923 P.2d at 1388. The same is true here. Plaintiffs have failed to raise a material issue of fact with respect to agency.

Lastly, Plaintiffs contend that BSA should be held vicariously liable through the doctrine of apparent agency. Apparent agency may be found where the actions of the principal lead a reasonable person to believe that a third party wrongdoer is the putative agent of the principal. D.L.S. v. Maybin, 130 Wash.App. 94, 121 P.3d 1210, 1213 (2005). “The doctrine has three basic requirements: the actions of the putative principal must lead a reasonable person to conclude the actors are employees or agents; the plaintiff must believe they are agents; and the plaintiff must, as a result, rely upon their care or skill, to her detriment.” Id. Plaintiffs contend that by providing Boy Scouts insignia and uniforms to troop leaders, BSA created the appearance of an agency relationship upon which the Plaintiffs reasonably relied.

This argument has been rejected by other courts. Wilson, 989 F.2d at 959 (rejecting plaintiffs contention that when BSA provided uniforms, books, awards, and membership cards, among other things, it created an agency relationship); Glover, 923 P.2d at 1388-89 (finding argument without merit); cf. Mauch, 783 P.2d at 605 (affirming summary judgment on apparent agency). In Wilson, the Eighth Circuit Court of Appeals held that the appellant former scout members failed to establish a jury question as to whether an apparent agency relationship existed when they failed “to produce any evidence that BSA manifested that it had direct control over the specific activities of individual troops or that it had a duty to control, supervise, or train volunteer leaders .... ” 989 F.2d at 959. The court concluded that BSA’s acts of supplying uniforms, insignias, and scouting policies and guidelines did not evidence BSA’s manifestation of its authority to control a local troop upon which a reasonable person could rely. See id. *1376Similarly, Plaintiffs have failed to submit evidence of BSA’s manifestation of authority to control Troop 13 or Troop 666. Thus, BSA cannot be held vicariously liable for Plaintiffs’ claims for negligence or outrage because the troop leaders and local sponsoring organizations were not BSA’s actual, or apparent, agents.2

3. SECA Claim

The Court stated previously that although it declined to address whether the attorney’s fees provision of SECA applies in this action, Plaintiffs must prevail in order to claim attorney’s fees pursuant to SECA. Dkt. #22, p. 15. Because Plaintiffs’ remaining substantive claims have failed to survive BSA’s summary judgment motion, there can be no recovery for attorney’s fees under SECA. Accordingly, BSA’s motion is granted in its entirety.

IV. CONCLUSION

Having reviewed the motions, the responses and replies thereto, the attached declarations and exhibits, and the balance of the file, the Court hereby finds and ORDERS that Defendant’s Motion for Summary Judgment (Dkt. #83) shall be GRANTED.

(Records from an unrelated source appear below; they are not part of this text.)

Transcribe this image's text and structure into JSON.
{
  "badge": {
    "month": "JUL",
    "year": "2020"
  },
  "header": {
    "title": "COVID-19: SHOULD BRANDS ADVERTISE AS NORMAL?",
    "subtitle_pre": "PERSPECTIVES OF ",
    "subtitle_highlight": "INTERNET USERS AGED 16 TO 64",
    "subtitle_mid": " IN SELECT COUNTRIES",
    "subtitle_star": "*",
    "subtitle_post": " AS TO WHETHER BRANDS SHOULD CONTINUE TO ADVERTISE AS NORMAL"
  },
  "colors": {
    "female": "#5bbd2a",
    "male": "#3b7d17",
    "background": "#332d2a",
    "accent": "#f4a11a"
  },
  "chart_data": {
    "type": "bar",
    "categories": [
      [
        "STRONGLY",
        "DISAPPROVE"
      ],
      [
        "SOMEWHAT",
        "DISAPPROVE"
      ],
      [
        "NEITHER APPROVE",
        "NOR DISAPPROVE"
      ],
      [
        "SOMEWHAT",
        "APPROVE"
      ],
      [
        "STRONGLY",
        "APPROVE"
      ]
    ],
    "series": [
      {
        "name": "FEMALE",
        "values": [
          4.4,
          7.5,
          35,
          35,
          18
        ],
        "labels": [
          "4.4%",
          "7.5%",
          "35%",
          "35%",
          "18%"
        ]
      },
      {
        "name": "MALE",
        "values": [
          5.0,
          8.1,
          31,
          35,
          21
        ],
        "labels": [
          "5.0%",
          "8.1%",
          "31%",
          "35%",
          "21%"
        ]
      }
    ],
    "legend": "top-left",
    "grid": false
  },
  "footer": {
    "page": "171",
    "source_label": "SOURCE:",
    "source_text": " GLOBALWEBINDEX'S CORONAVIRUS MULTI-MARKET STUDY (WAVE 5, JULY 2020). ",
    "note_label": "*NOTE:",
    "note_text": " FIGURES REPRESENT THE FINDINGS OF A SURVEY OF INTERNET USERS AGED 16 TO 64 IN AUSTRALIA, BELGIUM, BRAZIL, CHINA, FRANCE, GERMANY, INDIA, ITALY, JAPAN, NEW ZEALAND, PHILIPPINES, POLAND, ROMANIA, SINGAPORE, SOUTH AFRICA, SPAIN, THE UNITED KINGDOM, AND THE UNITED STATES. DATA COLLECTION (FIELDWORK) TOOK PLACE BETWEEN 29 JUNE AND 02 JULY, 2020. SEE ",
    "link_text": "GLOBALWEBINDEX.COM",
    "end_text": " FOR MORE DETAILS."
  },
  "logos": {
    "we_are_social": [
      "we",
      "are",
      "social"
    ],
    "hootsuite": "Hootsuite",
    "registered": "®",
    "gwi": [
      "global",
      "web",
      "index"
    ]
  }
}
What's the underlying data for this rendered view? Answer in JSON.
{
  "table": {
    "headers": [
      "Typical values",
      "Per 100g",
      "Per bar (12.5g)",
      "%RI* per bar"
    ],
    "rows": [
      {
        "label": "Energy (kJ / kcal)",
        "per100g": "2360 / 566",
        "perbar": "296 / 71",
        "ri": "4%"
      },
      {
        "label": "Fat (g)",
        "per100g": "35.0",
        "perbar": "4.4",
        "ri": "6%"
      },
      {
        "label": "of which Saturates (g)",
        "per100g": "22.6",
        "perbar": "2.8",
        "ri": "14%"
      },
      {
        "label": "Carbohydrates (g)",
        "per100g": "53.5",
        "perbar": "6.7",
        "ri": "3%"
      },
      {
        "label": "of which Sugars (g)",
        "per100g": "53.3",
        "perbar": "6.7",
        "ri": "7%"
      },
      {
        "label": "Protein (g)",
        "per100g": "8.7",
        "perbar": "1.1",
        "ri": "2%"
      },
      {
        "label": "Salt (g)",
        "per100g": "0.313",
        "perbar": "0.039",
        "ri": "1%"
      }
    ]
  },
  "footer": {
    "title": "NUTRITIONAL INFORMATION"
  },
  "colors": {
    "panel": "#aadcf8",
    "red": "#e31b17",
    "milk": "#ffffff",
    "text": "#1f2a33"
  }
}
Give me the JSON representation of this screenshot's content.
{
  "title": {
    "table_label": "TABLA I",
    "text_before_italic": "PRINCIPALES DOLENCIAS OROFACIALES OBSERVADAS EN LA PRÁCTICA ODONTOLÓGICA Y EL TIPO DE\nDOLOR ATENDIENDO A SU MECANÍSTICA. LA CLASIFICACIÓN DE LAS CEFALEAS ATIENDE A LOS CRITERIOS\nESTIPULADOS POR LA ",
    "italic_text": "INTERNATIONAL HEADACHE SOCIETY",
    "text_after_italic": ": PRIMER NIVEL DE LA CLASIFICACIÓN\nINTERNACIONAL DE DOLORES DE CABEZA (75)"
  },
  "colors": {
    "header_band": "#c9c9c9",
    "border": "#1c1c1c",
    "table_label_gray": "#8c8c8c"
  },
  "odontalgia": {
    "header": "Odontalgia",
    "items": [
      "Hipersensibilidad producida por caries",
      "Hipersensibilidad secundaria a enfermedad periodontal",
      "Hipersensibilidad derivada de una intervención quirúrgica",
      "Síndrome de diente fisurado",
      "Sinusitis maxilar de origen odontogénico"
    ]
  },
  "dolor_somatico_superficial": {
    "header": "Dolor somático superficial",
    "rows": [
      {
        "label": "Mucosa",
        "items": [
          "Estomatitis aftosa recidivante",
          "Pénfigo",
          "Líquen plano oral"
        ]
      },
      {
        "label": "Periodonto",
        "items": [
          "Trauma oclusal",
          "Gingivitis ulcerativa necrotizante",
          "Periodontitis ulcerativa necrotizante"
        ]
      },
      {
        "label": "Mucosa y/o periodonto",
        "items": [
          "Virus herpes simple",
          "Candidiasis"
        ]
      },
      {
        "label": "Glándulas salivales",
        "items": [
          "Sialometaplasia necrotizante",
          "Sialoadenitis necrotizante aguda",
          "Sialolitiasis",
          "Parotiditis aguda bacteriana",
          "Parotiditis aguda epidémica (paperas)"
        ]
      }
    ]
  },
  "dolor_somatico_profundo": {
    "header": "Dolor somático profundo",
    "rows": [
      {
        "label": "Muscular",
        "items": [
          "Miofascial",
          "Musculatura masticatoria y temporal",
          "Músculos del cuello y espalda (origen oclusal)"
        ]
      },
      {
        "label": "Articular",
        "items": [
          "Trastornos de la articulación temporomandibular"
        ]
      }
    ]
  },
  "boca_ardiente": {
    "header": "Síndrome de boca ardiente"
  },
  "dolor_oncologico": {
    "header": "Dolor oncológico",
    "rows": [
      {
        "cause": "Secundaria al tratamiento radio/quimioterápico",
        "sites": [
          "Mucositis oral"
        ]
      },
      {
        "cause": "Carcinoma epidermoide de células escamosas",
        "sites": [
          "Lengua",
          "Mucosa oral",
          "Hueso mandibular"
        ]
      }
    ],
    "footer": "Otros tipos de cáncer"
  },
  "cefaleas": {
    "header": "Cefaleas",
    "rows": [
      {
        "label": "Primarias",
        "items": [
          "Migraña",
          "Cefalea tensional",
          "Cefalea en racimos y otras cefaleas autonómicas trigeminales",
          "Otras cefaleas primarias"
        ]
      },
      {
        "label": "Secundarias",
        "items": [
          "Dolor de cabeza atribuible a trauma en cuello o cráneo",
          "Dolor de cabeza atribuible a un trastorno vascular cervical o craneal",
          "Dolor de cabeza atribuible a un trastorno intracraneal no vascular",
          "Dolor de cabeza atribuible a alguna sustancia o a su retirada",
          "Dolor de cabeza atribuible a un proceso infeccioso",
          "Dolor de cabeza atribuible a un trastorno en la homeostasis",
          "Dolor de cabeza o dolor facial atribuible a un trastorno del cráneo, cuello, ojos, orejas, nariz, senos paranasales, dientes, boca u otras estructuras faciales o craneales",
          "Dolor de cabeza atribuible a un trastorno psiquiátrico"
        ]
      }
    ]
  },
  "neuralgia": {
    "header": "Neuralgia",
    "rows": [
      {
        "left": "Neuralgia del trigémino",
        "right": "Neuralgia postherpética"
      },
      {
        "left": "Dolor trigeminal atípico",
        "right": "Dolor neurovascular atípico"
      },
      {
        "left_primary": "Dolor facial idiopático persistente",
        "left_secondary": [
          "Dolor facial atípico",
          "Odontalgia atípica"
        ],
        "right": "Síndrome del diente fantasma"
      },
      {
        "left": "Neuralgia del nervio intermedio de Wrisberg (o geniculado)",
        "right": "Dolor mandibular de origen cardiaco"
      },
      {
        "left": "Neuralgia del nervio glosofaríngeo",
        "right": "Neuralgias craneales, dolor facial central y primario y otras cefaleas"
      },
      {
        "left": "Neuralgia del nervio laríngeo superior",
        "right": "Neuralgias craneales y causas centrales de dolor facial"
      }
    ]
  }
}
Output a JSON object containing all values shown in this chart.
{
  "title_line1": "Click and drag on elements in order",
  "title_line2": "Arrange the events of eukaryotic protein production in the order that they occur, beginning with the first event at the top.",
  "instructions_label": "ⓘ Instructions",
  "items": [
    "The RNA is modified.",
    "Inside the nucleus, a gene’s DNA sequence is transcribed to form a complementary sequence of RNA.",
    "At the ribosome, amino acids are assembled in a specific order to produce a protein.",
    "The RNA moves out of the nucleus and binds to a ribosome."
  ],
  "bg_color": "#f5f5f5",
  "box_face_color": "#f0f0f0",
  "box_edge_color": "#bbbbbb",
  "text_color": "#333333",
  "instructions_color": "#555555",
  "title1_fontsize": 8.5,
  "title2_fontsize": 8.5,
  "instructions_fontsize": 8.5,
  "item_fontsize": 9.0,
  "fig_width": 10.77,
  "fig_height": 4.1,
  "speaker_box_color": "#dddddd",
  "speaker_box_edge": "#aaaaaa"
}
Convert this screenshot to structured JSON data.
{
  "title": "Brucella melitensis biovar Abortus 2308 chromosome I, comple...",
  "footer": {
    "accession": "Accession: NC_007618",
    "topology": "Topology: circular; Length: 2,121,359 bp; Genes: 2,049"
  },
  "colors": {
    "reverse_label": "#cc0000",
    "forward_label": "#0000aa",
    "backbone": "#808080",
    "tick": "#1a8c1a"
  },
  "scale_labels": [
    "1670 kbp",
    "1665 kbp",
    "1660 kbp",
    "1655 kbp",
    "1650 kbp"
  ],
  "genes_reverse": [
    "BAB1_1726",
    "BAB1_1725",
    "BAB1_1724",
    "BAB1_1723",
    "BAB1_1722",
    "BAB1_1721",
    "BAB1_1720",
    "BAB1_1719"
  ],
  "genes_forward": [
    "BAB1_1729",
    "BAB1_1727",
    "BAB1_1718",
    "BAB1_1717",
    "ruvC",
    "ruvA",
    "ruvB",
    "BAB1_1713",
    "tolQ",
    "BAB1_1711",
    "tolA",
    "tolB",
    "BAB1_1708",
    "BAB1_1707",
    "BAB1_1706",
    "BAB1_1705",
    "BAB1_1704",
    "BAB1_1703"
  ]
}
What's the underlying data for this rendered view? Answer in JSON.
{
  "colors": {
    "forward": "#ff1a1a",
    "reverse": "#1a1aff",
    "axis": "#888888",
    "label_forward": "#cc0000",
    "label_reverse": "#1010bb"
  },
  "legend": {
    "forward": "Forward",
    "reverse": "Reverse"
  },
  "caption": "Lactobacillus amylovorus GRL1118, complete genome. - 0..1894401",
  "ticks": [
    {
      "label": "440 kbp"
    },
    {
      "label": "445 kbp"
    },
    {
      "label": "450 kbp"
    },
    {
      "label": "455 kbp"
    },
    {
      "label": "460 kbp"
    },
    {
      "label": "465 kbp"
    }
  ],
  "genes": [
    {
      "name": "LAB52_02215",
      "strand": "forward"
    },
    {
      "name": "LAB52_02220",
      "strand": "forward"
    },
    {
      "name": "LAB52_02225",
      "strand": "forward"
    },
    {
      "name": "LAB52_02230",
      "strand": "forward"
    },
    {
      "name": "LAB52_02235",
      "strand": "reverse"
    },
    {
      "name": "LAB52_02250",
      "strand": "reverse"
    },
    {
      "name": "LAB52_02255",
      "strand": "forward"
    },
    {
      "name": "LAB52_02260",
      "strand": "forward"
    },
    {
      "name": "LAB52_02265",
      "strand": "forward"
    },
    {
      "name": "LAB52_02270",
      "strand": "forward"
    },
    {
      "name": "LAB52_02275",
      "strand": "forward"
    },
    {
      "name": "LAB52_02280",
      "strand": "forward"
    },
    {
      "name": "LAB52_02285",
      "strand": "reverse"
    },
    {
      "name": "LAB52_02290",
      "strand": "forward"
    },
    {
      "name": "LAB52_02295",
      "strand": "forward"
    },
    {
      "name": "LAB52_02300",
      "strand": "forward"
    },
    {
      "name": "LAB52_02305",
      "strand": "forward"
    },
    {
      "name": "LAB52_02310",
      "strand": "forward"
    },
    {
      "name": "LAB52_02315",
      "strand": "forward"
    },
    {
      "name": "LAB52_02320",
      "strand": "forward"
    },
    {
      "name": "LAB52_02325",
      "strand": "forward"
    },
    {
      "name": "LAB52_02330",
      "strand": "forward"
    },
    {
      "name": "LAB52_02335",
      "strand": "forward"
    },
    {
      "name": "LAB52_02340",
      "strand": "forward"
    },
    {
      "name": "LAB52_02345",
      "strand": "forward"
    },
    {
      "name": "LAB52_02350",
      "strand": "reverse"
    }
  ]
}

. The Senior Patrol Leader is a youth head of the troop. See Dkt. # 89-14, p. 5, Scoutmaster's Handbook, p. 51.

. Plaintiffs cite only one case from another jurisdiction that found, on summary judgment, that an adult volunteer could be an agent of the BSA. Mayfield, v. Boy Scouts of Am., 95 Ohio App.3d 655, 643 N.E.2d 565, 569 (1994). Mayfield is against the weight of authority and contrary to the only Washington case to address the issue. See Mauch, 783 P.2d at 605.